Une célébration, mais de quoi ? Nous ne célébrons
jamais que le Seigneur. Nous sommes venu chanter la louange du Seigneur qui
restaure sans cesse en nous son image. Nous sommes venu répondre à son amour
qui toujours nous précède. Point besoin du sacrement pour être restaurés. Ne
croyons pas que Dieu attend le sacrement pour nous purifier ! Mais ce que
Dieu ne cesse de faire, nous le célébrons, nous le confessons et ainsi
l’accueillons encore. Nous sommes venu non pour dire notre péché, mais pour
chanter la bonté de Dieu, pour confesser notre foi en ce Dieu qui ne cesse de
nous modeler à son image.
Mais direz-vous pourquoi faudrait-il opposer confession des
péchés et célébration de la bonté de Dieu ? De jure, cela ne s’oppose pas mais va au contraire de paire : je rendrai grâce au Seigneur en confessant
mon péché. Et cependant, de facto,
l’aveu des péchés est précisément ce qui fait que l’on déserte le sacrement,
que l’on s’interdit de rendre grâce au Seigneur pour sa miséricorde,
d’accueillir cette miséricorde. Nous ne voulons pas paraître avec nos vilenies
devant le prêtre ou qui que ce soit ; nous pouvons nous débrouiller seul
en conscience à demander pardon et le sacrement devient inutile, ne fait plus
sens.
J’avais un confesseur qui pendant l’aveu disait tellement
fort « ben oui, ben, oui » qu’il n’en entendait rien. Je crois que
c’est exactement l’attitude du Seigneur qui ne veut rien entendre de nos péchés,
qui a déjà assez souffert de voir ses enfants enlaidis par le masque du péché
pour qu’il n’y ait pas encore à revenir là-dessus. Il veut restaurer en nous
son image et non nous entendre nous dépeindre amochés par notre faute.

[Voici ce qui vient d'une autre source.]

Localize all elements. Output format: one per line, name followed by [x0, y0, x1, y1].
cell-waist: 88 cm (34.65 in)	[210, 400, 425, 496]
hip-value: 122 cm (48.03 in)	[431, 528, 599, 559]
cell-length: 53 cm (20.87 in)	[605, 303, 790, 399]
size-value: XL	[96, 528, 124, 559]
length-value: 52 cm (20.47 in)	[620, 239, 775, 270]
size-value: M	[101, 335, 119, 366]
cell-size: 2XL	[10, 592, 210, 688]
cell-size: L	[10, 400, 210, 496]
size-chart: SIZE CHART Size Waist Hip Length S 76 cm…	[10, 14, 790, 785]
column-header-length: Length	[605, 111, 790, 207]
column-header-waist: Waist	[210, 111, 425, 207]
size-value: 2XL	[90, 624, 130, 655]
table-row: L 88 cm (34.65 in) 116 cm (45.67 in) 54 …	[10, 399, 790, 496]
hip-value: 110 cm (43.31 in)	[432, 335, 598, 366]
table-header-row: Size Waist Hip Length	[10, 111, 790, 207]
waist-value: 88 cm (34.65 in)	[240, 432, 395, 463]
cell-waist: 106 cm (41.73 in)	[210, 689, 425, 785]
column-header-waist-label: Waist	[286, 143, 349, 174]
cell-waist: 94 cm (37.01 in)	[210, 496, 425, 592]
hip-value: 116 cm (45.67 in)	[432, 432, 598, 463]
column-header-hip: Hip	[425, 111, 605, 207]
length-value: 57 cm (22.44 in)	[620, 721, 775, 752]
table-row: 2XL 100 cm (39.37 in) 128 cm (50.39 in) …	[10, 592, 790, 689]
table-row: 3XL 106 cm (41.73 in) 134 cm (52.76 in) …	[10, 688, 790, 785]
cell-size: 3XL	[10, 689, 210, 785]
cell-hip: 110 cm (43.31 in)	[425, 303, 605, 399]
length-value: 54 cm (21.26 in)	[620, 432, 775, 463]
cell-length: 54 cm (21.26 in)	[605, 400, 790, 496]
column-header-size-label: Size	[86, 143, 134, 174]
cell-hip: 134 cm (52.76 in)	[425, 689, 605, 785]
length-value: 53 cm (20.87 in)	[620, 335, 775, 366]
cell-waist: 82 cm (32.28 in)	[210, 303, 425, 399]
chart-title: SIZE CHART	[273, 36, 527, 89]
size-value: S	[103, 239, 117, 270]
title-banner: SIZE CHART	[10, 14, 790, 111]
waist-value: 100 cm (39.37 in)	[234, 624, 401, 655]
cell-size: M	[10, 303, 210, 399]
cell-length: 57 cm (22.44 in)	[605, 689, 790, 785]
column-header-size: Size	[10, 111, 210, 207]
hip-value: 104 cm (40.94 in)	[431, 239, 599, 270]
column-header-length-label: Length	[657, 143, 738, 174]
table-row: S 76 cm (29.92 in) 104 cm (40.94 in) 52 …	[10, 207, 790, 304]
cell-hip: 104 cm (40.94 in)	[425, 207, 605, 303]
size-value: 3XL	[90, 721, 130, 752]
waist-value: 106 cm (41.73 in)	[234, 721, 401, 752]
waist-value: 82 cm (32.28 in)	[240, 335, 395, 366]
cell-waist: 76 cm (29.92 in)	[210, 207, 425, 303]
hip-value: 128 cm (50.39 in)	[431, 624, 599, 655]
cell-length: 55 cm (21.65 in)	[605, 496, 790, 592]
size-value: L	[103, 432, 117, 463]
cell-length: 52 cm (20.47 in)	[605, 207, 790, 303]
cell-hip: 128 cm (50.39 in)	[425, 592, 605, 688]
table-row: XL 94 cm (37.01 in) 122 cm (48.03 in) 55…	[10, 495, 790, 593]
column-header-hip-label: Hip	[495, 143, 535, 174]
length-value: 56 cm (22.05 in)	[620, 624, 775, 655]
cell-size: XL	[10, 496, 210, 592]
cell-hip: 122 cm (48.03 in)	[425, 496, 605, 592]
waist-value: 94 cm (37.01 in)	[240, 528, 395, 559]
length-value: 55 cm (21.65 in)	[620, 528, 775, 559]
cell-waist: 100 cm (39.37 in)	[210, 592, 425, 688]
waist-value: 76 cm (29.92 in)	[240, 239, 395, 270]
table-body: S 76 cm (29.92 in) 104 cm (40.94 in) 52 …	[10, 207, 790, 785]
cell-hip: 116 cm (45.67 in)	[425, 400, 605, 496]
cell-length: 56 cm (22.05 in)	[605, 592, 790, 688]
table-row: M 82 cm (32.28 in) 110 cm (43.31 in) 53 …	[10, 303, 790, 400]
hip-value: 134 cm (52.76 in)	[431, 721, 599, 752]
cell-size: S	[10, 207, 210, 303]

Rappelez-vous la parabole du fils prodigue. Le pécheur avait
préparé son boniment : Père, j’ai
péché contre le ciel et contre toi, je ne mérité plus d’être appelé ton fils,
traite moi comme l’un de tes ouvriers. Le Père interrompt son fils car il
est hors de question d’entendre l’horreur de son humiliation. Comment
pourrait-il ne plus être fils ? Comment pourrait-il être traité comme un
des ouvriers ? Arrêtons, ces aveux nous font nous détester alors que Dieu
nous aime quoi qu’il en soit de nos fautes. Il met nos péchés au loin, aussi
loin qu’est l’Orient de l’Occident, ce n’est pas pour que nous nous vaudrions
dans le ressassement de nos horreurs.
Nous médisons de nous-mêmes alors qu’il s’agit de confesser
la grandeur du pardon, de l’amour divin. C’est le monde à l’envers, la foi à
l’envers. Il n’y a pas de quoi s’étonner que nous fréquentions si peu ce
sacrement. Que le scrupuleux se convertisse, que l’obsédé de la conscience et
de son examen ramasse ses billes ou bien considère ce qu’il pense le meilleur
comme un péché auquel il doit renoncer de façon contrite.

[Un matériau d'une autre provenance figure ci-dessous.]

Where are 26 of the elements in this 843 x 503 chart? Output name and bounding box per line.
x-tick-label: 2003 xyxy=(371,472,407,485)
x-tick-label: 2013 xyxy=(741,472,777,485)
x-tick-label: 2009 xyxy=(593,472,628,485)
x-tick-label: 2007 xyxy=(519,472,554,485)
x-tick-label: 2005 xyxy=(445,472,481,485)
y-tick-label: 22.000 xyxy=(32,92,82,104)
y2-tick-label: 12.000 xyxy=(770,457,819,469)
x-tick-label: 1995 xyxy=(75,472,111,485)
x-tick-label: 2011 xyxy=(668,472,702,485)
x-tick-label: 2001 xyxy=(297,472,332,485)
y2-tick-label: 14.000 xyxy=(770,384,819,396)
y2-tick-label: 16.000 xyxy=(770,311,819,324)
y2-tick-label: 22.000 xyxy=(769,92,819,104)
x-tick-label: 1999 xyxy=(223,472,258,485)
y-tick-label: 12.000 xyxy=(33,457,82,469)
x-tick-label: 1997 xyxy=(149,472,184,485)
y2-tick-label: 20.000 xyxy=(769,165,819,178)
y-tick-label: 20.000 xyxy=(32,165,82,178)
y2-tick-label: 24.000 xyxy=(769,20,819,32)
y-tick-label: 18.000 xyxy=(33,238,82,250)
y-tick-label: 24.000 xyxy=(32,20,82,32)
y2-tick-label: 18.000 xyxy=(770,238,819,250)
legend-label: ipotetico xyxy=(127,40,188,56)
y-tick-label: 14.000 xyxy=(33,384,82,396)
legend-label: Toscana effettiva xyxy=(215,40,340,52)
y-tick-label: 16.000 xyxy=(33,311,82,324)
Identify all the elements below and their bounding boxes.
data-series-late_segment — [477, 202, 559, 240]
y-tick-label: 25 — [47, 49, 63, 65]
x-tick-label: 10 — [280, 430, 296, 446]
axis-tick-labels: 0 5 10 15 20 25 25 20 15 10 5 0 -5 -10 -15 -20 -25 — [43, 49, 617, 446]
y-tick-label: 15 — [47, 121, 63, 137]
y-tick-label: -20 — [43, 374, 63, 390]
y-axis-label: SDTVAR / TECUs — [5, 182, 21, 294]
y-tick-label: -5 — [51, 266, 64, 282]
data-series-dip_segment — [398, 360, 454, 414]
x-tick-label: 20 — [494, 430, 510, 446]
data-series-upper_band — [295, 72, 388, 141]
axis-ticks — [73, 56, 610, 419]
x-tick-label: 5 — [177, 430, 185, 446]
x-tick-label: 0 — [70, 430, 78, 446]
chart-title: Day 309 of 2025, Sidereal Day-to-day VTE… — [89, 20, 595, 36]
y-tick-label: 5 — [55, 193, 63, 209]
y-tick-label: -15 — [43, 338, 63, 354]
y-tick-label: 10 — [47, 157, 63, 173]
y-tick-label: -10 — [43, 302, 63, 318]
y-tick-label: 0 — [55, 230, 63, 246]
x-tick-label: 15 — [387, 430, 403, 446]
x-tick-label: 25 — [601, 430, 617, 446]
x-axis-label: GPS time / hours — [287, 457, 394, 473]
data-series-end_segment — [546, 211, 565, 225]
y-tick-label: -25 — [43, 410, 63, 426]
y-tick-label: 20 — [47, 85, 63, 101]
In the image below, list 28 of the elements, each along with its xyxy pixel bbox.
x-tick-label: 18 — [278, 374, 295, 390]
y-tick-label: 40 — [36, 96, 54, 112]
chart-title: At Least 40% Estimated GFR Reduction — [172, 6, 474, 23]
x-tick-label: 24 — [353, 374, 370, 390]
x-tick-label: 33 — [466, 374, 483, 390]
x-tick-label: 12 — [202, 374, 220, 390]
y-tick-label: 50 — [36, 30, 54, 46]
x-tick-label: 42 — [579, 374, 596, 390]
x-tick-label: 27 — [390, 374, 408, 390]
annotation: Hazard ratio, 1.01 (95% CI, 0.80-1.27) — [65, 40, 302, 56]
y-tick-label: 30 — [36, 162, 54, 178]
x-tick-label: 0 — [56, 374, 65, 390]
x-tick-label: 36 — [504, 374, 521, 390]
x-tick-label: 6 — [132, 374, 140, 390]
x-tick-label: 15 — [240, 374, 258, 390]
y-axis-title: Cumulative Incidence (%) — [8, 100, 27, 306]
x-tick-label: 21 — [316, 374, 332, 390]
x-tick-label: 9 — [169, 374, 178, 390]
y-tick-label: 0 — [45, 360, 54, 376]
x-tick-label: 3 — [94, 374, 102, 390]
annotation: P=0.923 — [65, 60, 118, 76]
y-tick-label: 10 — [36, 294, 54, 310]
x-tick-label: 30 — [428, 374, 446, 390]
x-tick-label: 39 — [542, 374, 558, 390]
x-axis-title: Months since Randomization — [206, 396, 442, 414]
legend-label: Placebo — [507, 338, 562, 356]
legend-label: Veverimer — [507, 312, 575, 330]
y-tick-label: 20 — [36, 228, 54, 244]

Mais alors que faisons-nous devant le frère
prête ? Nous venons dire la grandeur de la miséricorde de celui qui
nous refait à son image. Nous pouvons exprimer le trouble où nous jette notre
faute, non pas une liste de méfaits, mais telle difficulté dans notre vie dans
laquelle nous voulons convoquer le Seigneur pour que ce prince de la paix
vienne installer le règne de son Dieu et Père. Nous venons peut-être
chercher un conseil.
Nous venons, quoi que nous disions, exprimer que de
nous-mêmes, nous ne pouvons rien faire. Nous implorons la présence de celui
qui doit venir renouveler la face de la terre comme il renouvelle en nous notre
esprit. La sainteté, c’est lui qui nous la donne, non pas nous qui cherchons à l’atteindre.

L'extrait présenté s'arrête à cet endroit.